GAZA - Studi terbaru yang diterbitkan di The Lancet memperkirakan jumlah korban tewas di Gaza mencapai 64.260 jiwa, angka yang 41% lebih tinggi dari laporan resmi Kementerian Kesehatan Gaza.
Studi yang dilakukan tim peneliti yang berbasis di Inggris ini menganalisis data dari berbagai sumber, termasuk Kementerian Kesehatan Gaza, survei daring, dan berita kematian di media sosial, dan menyimpulkan jumlah korban tewas tersebut jauh lebih tinggi dari angka resmi.

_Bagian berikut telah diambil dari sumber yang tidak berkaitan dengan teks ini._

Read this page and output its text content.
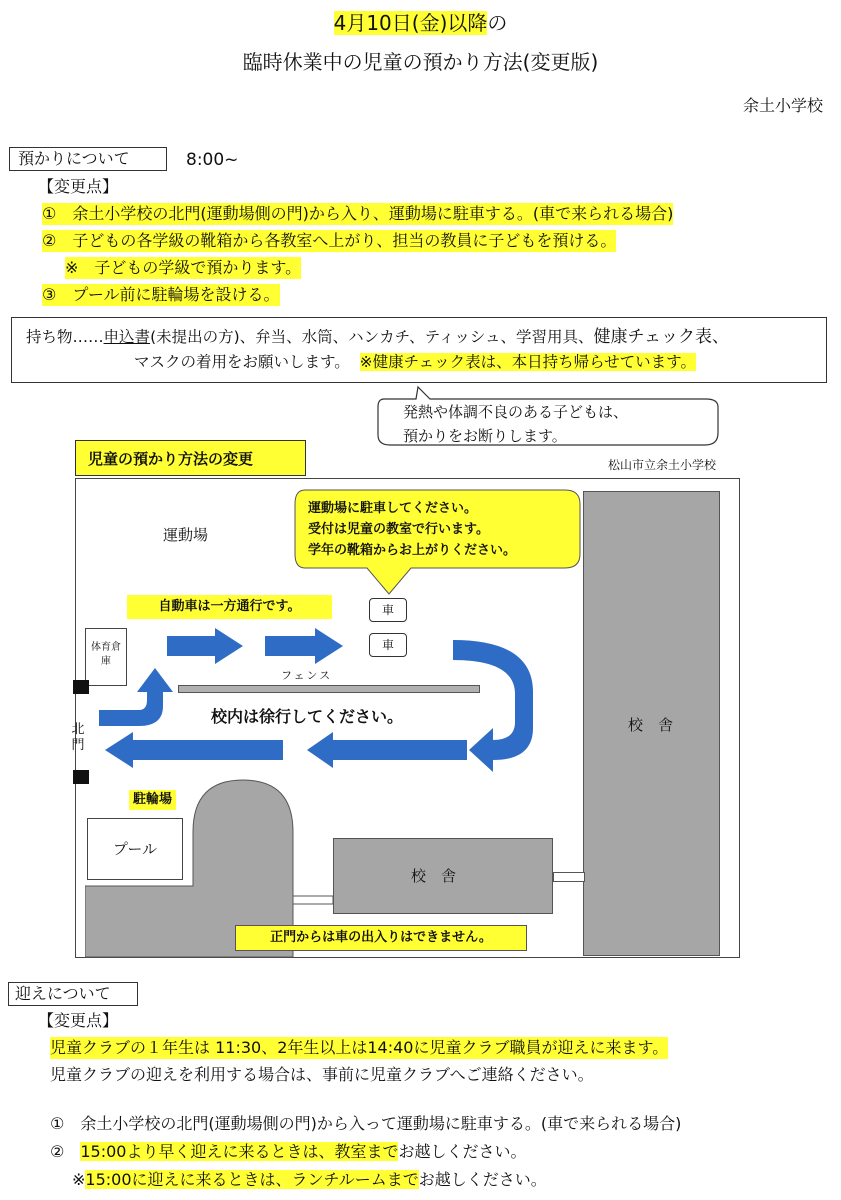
4月10日(金)以降の
臨時休業中の児童の預かり方法(変更版)
余土小学校
預かりについて	8:00~
【変更点】
①　余土小学校の北門(運動場側の門)から入り、運動場に駐車する。(車で来られる場合)
②　子どもの各学級の靴箱から各教室へ上がり、担当の教員に子どもを預ける。
※　子どもの学級で預かります。
③　プール前に駐輪場を設ける。
持ち物‥‥‥申込書(未提出の方)、弁当、水筒、ハンカチ、ティッシュ、学習用具、健康チェック表、
マスクの着用をお願いします。 ※健康チェック表は、本日持ち帰らせています。
発熱や体調不良のある子どもは、
預かりをお断りします。
児童の預かり方法の変更	松山市立余土小学校
校　舎
運動場
運動場に駐車してください。
受付は児童の教室で行います。
学年の靴箱からお上がりください。
自動車は一方通行です。	車
車
体育倉庫
フェンス
校内は徐行してください。
北門
駐輪場
プール
校　舎
正門からは車の出入りはできません。
迎えについて
【変更点】
児童クラブの１年生は 11:30、2年生以上は14:40に児童クラブ職員が迎えに来ます。
児童クラブの迎えを利用する場合は、事前に児童クラブへご連絡ください。
①　余土小学校の北門(運動場側の門)から入って運動場に駐車する。(車で来られる場合)
②　15:00より早く迎えに来るときは、教室までお越しください。
※15:00に迎えに来るときは、ランチルームまでお越しください。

Hingga 30 Juni 2024, Kementerian Kesehatan Gaza melaporkan 37.877 kematian akibat genosida yang sedang berlangsung.
Namun, studi baru ini memperkirakan antara 55.298 dan 78.525 orang meninggal karena cedera traumatis hingga tanggal tersebut.

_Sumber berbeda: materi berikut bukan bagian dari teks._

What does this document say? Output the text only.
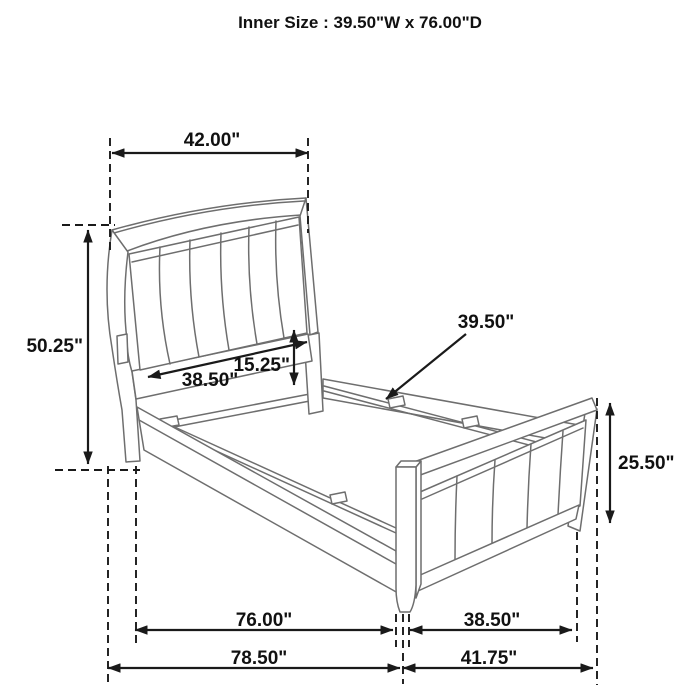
Inner Size : 39.50"W x 76.00"D
42.00"
50.25"
38.50"
15.25"
39.50"
25.50"
76.00"	38.50"
78.50"	41.75"
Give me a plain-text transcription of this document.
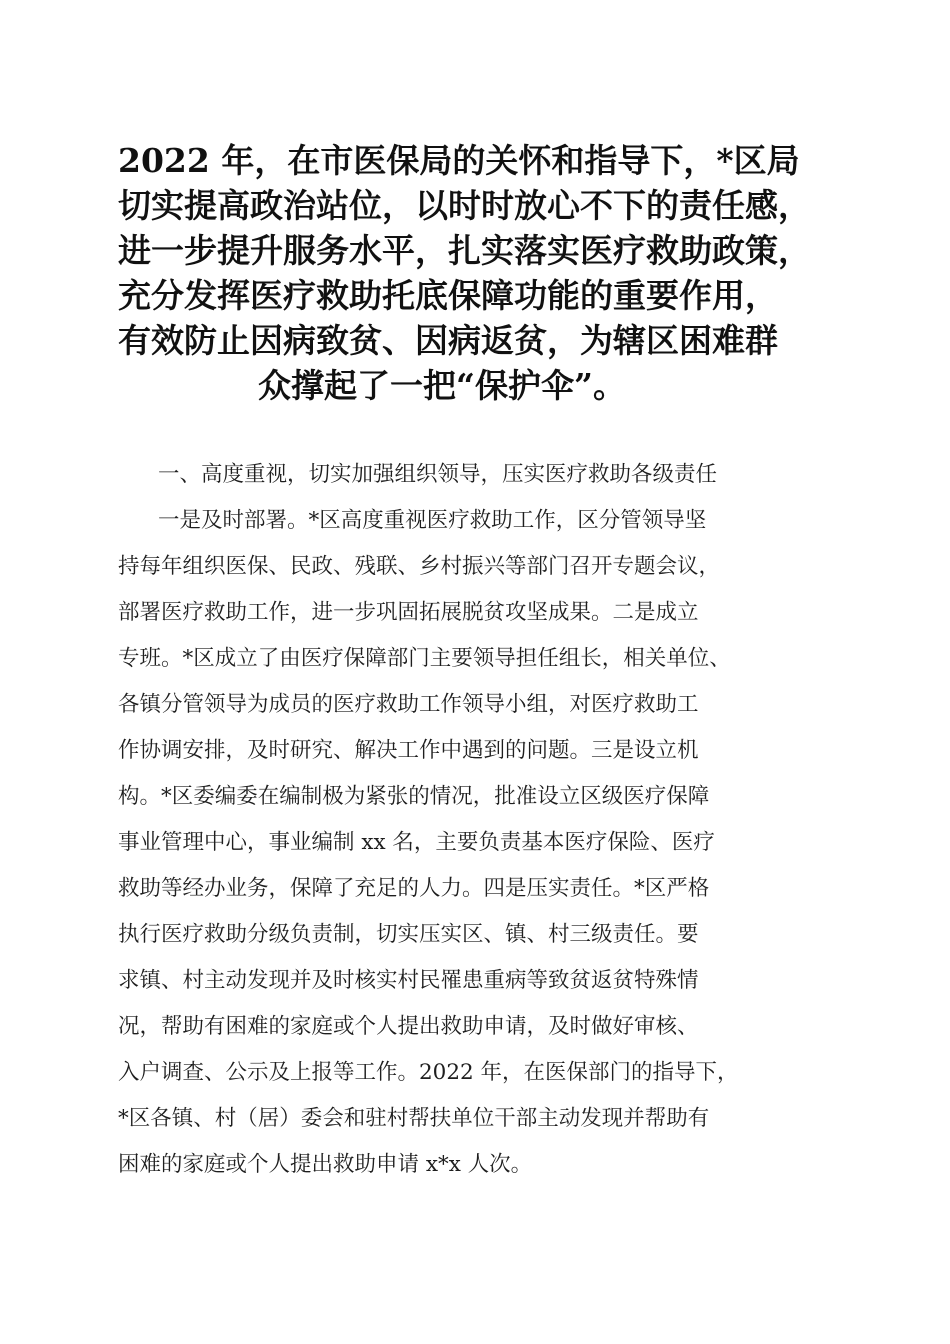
2022 年，在市医保局的关怀和指导下，*区局
切实提高政治站位，以时时放心不下的责任感，
进一步提升服务水平，扎实落实医疗救助政策，
充分发挥医疗救助托底保障功能的重要作用，
有效防止因病致贫、因病返贫，为辖区困难群
众撑起了一把“保护伞”。
一、高度重视，切实加强组织领导，压实医疗救助各级责任
一是及时部署。*区高度重视医疗救助工作，区分管领导坚
持每年组织医保、民政、残联、乡村振兴等部门召开专题会议，
部署医疗救助工作，进一步巩固拓展脱贫攻坚成果。二是成立
专班。*区成立了由医疗保障部门主要领导担任组长，相关单位、
各镇分管领导为成员的医疗救助工作领导小组，对医疗救助工
作协调安排，及时研究、解决工作中遇到的问题。三是设立机
构。*区委编委在编制极为紧张的情况，批准设立区级医疗保障
事业管理中心，事业编制 xx 名，主要负责基本医疗保险、医疗
救助等经办业务，保障了充足的人力。四是压实责任。*区严格
执行医疗救助分级负责制，切实压实区、镇、村三级责任。要
求镇、村主动发现并及时核实村民罹患重病等致贫返贫特殊情
况，帮助有困难的家庭或个人提出救助申请，及时做好审核、
入户调查、公示及上报等工作。2022 年，在医保部门的指导下，
*区各镇、村（居）委会和驻村帮扶单位干部主动发现并帮助有
困难的家庭或个人提出救助申请 x*x 人次。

Estimasi terbaik studi tersebut, yaitu 64.260 kematian, menunjukkan jumlah korban tewas resmi lebih rendah dari angka yang dilaporkan sebesar 41%.
Angka ini mewakili 2,9% dari populasi Gaza sebelum perang, atau sekitar satu dari 35 penduduk.

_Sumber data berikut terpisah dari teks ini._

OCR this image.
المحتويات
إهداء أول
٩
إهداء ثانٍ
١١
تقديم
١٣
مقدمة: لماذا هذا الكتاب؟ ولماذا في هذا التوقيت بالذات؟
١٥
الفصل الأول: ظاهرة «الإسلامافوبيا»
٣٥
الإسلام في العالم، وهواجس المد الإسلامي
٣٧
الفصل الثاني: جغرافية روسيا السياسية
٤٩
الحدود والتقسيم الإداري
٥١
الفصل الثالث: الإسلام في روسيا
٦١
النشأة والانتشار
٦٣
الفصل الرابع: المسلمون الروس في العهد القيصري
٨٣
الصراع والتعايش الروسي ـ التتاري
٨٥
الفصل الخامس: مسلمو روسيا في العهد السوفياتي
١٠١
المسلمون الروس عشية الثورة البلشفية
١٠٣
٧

Penelitian tersebut menemukan 59% korban adalah perempuan, anak-anak, dan lansia. Yang penting, angka-angka tersebut hanya memperhitungkan kematian akibat cedera traumatis dan tidak termasuk kematian akibat kurangnya layanan kesehatan, makanan, atau sanitasi.
Penelitian tersebut juga tidak mempertimbangkan ribuan orang hilang, yang banyak di antaranya diyakini terkubur di bawah reruntuhan.
Para peneliti menggunakan teknik statistik yang disebut "tangkap-tangkap kembali", yang telah digunakan dalam penelitian sebelumnya tentang zona perang di seluruh dunia.
Metode ini melibatkan referensi silang beberapa sumber data untuk memperkirakan total korban tewas.
Data untuk analisis ini berasal dari tiga daftar: daftar jenazah yang diidentifikasi Kementerian Kesehatan Gaza, survei daring yang diprakarsai Kementerian Kesehatan tempat warga Palestina melaporkan kematian kerabat mereka, dan berita kematian yang diunggah di platform media sosial seperti X, Instagram, Facebook, dan WhatsApp.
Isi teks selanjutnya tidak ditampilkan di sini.